Recently, I got an excited call from a friend saying that she’s just one lakh short of Rs 10 lakhs in her Scripbox account and that too in a fairly short time.
The word ‘millionaire’ does have a nice ring to it. In India, the big indicator of wealth used to be ‘lakhpati’ but today everyone wants to make their million as fast as possible. The big question is, how does one do it with inflation eating away the value of your earnings.
For a lot of young earners starting out on their first job, it seems impossible to have that much money. This article will show you how to become a millionaire before you turn 30! All you need is a simple, easy to follow plan.
Let’s say you are a 22-year-old making Rs. 25,000 a month and able to save Rs. 5,000 to begin with.
Here’s your plan:
Year 1: Save Rs. 5,000 per month and invest in Debt funds or a recurring deposit.
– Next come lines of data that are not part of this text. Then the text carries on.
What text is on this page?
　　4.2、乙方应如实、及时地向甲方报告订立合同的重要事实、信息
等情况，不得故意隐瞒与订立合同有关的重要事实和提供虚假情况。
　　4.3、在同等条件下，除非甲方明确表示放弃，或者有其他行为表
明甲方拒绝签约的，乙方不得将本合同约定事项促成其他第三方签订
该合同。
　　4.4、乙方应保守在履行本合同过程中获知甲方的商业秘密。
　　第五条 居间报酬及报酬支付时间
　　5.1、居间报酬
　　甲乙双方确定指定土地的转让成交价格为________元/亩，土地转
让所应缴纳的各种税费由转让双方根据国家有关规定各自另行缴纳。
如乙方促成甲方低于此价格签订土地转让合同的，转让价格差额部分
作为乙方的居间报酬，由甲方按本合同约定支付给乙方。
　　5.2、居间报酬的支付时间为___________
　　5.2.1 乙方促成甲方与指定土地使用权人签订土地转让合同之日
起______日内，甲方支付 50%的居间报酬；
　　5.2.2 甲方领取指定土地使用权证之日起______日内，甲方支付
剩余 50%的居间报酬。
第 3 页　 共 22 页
We recommend a debt fund because it has no TDS (Tax Deductable at Source).
Year 2: Increase your savings by 10% annually, to Rs. 5,500 per month (We’re sure you’ll get a salary hike!) and invest it in debt funds.
Year 3-8: Increase your savings by 10% every year, but now start investing it into tax saving equity funds. So, Rs. 6,050 in year 3, Rs. 6,655 in year 4, and so on.
By the time you are 30, you can expect to have more than a million (Rs.10 Lakhs)!
*Equity growth is illustrative. It will never grow at a steady pace as shown. Markets tend to fluctuate and you will see large ups and downs.
On your way to becoming a millionaire, you would also have achieved the following two things:
1. By the end of year 2, you would have created an emergency fund of Rs. 1.35 lakhs or approx. 4 times your salary. This is why we don’t recommend starting with equity in the first year itself.
2. You would not have needed to worry about tax-saving investments every year.
Most importantly, you would have contributed only about Rs. 7 lakhs to get to that Rs. 10 lakhs goal. The rest would have come from earnings on your investments.
Tip: if your salary goes up by 20%, you should increase savings also by that amount – you will get to your goals faster.
What if you can only save half of this amount?
The amazing part is that it won’t take you twice the number of years to get there. In only 3 more years (when you’re 33), you can get to your first million!
And of course, if you save more, you’ll get there faster.
What after the first million?
Just keep saving 20-25% of your income each year in a combination of debt and equity funds and you shouldn’t have to worry about a thing. You could also adopt this simple financial plan.
So, no more excuses. Take your first step towards your first million today.
Note: We’ve assumed an 7% return on your debt fund investments and 12% on equity funds. The historical returns for equity are higher but assuming a lower return is good for planning as the rates of return are not fixed.